Background. This cost-effectiveness analysis of imatinib in British Columbia Cancer Agency (BCCA) patients with advanced gastrointestinal stromal tumors (GIST) was performed to justify funding. Patients and Methods. A pragmatic, retrospective review identified BCCA patients with advanced GIST who received imatinib or historical treatment during successive, pre-specified time periods. Primary outcome was the cost-effectiveness (CE) of imatinib based on median overall survival (MOS). Secondary outcomes were cost-effectiveness based on median progression-free survival (PFS) and comparison to literature efficacy. This study took the BCCA perspective. Sensitivity analyses varying effectiveness over the 95% confidence interval (CI), cost to its extremes, discounting level at 0, 3, and 5%, and substituting life expectancy for MOS were performed. Results.

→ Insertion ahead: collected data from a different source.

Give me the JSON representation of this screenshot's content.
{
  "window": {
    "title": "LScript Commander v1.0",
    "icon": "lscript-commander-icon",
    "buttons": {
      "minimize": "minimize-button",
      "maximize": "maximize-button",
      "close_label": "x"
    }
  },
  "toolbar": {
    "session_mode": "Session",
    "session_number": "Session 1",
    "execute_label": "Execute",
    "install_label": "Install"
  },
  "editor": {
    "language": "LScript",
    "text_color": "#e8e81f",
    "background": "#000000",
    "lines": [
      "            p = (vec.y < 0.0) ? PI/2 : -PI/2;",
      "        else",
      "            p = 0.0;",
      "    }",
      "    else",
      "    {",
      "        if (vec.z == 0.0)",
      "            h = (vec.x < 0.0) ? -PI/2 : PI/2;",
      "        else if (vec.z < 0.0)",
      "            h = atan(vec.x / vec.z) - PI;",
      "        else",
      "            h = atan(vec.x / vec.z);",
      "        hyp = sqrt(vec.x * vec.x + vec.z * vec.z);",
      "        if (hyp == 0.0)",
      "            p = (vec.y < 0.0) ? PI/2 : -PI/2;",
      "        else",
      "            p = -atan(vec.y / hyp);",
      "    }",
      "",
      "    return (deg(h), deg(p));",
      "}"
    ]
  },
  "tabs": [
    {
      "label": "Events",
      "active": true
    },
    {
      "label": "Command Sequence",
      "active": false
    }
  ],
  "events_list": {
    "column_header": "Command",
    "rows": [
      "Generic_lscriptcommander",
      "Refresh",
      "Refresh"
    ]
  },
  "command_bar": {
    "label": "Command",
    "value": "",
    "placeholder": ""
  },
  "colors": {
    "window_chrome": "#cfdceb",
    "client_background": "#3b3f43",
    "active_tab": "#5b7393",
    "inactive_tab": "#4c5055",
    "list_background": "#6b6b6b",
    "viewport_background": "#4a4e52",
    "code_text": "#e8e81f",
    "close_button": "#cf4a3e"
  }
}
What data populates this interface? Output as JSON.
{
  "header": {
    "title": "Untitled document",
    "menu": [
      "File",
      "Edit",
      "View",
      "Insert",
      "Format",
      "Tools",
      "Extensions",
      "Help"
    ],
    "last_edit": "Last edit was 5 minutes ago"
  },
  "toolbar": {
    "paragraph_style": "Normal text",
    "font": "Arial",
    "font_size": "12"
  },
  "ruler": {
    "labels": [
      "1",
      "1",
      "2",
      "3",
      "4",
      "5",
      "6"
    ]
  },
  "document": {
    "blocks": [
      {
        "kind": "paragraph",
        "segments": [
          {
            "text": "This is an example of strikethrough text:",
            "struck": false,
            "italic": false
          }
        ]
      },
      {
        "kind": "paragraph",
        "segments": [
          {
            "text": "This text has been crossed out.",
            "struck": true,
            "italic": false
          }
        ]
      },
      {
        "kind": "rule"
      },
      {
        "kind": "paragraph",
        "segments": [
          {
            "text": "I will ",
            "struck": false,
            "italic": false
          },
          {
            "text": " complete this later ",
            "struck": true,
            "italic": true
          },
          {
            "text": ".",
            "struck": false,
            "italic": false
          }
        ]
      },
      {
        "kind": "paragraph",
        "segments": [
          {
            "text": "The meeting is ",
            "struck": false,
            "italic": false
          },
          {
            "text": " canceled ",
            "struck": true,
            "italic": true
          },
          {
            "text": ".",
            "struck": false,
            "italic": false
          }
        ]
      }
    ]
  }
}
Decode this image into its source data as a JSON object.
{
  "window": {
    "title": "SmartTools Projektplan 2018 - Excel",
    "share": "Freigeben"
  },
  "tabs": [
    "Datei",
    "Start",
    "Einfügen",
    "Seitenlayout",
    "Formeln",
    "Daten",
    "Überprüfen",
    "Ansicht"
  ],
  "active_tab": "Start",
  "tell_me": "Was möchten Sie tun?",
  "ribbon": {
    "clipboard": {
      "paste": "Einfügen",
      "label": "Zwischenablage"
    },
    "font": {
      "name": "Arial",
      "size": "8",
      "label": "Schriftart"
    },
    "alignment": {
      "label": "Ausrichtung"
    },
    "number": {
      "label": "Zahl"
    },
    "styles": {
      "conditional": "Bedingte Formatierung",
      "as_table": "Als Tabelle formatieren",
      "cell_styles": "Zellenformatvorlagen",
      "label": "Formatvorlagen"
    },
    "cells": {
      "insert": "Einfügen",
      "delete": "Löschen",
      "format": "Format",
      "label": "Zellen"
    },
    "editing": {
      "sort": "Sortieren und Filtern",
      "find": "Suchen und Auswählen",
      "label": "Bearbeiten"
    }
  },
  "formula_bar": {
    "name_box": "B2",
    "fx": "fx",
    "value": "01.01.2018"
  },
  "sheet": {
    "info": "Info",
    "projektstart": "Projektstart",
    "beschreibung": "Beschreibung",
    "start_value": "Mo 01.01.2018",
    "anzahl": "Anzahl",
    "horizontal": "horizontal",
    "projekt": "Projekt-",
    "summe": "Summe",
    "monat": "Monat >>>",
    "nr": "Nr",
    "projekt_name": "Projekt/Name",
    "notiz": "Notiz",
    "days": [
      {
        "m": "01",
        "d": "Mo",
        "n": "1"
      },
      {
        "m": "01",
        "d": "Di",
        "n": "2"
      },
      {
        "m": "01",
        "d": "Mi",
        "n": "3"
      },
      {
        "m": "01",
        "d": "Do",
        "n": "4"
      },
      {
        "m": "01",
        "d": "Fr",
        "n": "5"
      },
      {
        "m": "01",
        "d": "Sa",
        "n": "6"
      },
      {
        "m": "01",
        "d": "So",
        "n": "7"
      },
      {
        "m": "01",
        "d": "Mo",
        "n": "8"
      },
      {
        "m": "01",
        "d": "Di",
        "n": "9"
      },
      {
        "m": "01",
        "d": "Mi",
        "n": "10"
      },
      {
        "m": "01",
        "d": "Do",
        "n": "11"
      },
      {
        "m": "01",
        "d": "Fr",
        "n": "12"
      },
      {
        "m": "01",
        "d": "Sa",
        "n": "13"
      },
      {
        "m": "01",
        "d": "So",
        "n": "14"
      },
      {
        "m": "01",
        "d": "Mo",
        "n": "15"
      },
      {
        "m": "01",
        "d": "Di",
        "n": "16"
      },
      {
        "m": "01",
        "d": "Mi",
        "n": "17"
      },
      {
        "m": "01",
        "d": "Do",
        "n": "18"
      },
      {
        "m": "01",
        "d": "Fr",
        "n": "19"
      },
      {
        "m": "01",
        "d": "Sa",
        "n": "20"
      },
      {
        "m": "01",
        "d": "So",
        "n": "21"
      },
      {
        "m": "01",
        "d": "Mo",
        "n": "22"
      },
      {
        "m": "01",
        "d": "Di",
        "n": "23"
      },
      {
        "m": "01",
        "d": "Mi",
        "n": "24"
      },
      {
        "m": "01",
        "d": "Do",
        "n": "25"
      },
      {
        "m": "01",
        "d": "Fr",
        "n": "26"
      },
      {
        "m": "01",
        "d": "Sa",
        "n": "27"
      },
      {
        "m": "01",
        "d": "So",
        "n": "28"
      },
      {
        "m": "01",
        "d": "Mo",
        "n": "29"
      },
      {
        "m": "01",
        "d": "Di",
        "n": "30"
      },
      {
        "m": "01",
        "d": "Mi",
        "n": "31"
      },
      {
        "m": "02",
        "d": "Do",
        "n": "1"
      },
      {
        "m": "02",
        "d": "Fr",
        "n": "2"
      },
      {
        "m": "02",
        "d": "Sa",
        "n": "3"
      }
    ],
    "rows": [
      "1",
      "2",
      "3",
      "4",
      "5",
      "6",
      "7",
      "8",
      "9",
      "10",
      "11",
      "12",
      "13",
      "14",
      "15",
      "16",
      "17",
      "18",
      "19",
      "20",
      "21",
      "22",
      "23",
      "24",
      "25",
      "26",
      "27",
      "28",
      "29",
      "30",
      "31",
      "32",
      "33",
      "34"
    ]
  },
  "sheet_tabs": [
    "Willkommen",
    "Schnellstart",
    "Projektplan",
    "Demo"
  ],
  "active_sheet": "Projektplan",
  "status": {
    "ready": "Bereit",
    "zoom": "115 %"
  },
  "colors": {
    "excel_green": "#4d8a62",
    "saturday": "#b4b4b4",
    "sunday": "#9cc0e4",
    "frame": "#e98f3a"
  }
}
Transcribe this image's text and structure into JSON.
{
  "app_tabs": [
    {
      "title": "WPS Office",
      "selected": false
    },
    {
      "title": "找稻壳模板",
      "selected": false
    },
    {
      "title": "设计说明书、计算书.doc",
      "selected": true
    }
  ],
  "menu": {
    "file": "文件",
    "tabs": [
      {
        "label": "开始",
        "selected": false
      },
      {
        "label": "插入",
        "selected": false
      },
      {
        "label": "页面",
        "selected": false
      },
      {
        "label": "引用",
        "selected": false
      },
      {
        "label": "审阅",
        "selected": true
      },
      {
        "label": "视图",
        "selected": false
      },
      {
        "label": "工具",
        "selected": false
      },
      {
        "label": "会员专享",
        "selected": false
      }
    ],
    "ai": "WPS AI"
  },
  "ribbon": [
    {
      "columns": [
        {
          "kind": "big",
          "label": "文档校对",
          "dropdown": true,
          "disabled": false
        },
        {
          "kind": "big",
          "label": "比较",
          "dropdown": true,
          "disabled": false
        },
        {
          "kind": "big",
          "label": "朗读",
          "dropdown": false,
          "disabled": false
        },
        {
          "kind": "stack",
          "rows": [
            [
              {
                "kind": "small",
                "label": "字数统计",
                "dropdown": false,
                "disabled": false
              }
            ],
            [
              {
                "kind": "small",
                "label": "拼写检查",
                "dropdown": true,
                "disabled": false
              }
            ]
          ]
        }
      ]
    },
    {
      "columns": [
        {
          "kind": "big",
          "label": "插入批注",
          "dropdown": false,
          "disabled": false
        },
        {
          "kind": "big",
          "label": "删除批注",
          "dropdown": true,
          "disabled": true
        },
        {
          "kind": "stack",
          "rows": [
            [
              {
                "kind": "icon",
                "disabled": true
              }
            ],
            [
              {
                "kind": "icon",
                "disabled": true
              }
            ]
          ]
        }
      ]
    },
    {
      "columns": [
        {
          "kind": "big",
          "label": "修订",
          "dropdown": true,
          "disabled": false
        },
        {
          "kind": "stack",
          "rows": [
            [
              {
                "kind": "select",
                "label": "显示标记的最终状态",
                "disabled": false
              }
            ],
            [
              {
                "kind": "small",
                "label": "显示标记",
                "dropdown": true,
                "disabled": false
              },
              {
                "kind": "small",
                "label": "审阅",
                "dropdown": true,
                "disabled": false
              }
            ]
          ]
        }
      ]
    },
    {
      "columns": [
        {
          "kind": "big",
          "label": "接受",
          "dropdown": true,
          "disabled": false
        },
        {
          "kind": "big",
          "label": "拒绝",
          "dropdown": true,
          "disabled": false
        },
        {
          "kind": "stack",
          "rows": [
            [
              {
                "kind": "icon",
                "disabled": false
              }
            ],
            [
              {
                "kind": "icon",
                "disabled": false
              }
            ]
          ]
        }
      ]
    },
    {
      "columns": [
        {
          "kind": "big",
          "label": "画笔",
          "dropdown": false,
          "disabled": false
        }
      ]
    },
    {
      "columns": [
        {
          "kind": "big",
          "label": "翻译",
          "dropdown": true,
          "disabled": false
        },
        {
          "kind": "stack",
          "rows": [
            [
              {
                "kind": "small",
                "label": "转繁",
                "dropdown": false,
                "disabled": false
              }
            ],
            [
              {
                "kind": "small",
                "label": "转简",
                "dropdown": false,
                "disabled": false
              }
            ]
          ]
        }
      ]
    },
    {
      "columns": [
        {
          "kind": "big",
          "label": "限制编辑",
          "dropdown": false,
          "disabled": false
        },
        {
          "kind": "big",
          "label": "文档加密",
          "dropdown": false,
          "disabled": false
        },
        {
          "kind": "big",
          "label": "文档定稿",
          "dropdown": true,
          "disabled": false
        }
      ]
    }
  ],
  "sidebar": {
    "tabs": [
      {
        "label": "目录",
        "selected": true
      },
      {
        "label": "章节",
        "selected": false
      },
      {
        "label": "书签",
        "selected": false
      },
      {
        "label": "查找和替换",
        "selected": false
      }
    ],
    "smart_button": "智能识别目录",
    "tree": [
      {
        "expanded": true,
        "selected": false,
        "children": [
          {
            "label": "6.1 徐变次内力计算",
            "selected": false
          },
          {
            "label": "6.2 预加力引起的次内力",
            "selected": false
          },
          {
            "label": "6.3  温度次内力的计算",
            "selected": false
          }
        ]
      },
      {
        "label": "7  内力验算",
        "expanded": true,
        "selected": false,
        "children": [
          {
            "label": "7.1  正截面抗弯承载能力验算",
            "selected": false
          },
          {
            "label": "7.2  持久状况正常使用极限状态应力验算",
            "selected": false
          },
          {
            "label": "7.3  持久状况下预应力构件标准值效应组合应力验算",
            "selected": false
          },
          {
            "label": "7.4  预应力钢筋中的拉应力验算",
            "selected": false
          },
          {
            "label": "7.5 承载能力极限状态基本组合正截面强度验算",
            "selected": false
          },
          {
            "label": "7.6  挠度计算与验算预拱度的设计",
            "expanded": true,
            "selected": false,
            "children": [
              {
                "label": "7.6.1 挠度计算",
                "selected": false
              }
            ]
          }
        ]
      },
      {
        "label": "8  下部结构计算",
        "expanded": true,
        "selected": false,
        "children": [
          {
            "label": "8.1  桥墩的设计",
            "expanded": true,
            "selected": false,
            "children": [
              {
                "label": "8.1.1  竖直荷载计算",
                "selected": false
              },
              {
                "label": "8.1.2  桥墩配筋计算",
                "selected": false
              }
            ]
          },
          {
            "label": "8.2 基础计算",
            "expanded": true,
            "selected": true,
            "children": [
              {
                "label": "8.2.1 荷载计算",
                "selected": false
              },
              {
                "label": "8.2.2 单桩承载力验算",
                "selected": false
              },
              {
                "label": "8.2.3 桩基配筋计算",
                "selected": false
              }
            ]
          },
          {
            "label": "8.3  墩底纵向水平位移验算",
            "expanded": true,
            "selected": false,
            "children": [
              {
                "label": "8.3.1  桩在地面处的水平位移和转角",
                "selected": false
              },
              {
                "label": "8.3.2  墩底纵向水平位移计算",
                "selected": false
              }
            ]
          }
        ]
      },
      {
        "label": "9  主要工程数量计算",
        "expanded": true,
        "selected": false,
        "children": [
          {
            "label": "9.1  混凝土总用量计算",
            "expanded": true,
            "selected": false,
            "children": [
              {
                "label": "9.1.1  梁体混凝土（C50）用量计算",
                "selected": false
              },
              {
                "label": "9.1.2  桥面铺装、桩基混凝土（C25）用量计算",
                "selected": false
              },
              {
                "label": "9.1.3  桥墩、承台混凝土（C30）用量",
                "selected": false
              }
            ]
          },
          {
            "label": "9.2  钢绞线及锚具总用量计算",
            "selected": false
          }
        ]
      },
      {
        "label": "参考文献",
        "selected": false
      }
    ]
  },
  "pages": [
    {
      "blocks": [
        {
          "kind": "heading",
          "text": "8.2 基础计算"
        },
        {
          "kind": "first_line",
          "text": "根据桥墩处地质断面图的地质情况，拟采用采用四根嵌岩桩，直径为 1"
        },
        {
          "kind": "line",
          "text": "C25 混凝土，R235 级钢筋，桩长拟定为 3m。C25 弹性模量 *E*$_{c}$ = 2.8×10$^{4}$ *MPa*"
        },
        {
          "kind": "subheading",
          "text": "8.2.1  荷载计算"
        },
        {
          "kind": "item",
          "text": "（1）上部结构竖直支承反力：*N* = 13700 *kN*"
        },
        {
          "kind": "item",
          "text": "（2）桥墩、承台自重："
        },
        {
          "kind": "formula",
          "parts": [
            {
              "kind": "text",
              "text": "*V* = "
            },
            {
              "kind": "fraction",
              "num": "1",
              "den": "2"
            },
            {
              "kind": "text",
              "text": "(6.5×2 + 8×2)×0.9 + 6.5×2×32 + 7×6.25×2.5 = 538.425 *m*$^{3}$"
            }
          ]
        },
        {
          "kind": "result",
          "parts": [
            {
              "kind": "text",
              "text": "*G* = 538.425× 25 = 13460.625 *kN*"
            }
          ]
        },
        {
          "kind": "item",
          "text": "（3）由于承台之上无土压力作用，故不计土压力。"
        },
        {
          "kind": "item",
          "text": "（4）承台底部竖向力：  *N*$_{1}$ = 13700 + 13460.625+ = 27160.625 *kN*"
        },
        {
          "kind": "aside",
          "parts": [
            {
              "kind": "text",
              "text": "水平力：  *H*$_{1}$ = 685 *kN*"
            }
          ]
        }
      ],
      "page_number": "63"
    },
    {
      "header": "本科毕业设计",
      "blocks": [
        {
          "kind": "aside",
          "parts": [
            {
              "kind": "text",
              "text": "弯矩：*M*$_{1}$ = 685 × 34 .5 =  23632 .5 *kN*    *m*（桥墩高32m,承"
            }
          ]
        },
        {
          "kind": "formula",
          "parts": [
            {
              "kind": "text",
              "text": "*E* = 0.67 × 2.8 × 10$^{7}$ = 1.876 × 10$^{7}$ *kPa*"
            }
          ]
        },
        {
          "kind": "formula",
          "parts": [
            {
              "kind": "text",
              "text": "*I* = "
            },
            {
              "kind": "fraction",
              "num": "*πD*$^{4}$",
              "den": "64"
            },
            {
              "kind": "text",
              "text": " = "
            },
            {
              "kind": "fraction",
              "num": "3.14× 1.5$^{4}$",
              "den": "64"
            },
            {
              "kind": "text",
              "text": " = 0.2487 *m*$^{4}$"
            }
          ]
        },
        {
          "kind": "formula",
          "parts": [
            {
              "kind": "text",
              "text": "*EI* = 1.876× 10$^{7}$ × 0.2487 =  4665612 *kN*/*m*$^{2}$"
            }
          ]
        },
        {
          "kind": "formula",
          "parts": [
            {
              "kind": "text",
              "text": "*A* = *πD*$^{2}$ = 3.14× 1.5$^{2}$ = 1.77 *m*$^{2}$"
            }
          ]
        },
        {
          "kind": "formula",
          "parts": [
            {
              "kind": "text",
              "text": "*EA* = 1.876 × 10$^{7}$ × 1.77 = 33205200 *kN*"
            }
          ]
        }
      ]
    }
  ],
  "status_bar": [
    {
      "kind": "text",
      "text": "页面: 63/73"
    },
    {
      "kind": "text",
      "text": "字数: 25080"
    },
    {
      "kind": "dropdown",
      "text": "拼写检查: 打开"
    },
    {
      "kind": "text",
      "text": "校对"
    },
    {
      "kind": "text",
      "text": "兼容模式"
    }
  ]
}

Forty-six and 47 patients in the imatinib and historical groups respectively showed MOS with imatinib to be 66.7 months (95%CI 61.7— infinity) compared to 7.7 (95%CI 6.0—12.6) in the historical group. Median-PFS were 45.3 months (95%CI 24.4—infinity) and 5.6 (95%CI 3.5—8.5) respectively. Imatinib effectiveness was similar to literature reports. The annual incremental CE ratio for imatinib was $15,882 CDN per median life year gained and $23,603 CDN per median year of PFS. Conclusions. Imatinib for advanced GIST seems cost-effective in BC. Results were robust across a range of sensitivity analyses. J Oncol Pharm Practice (2008) 14: 105—112.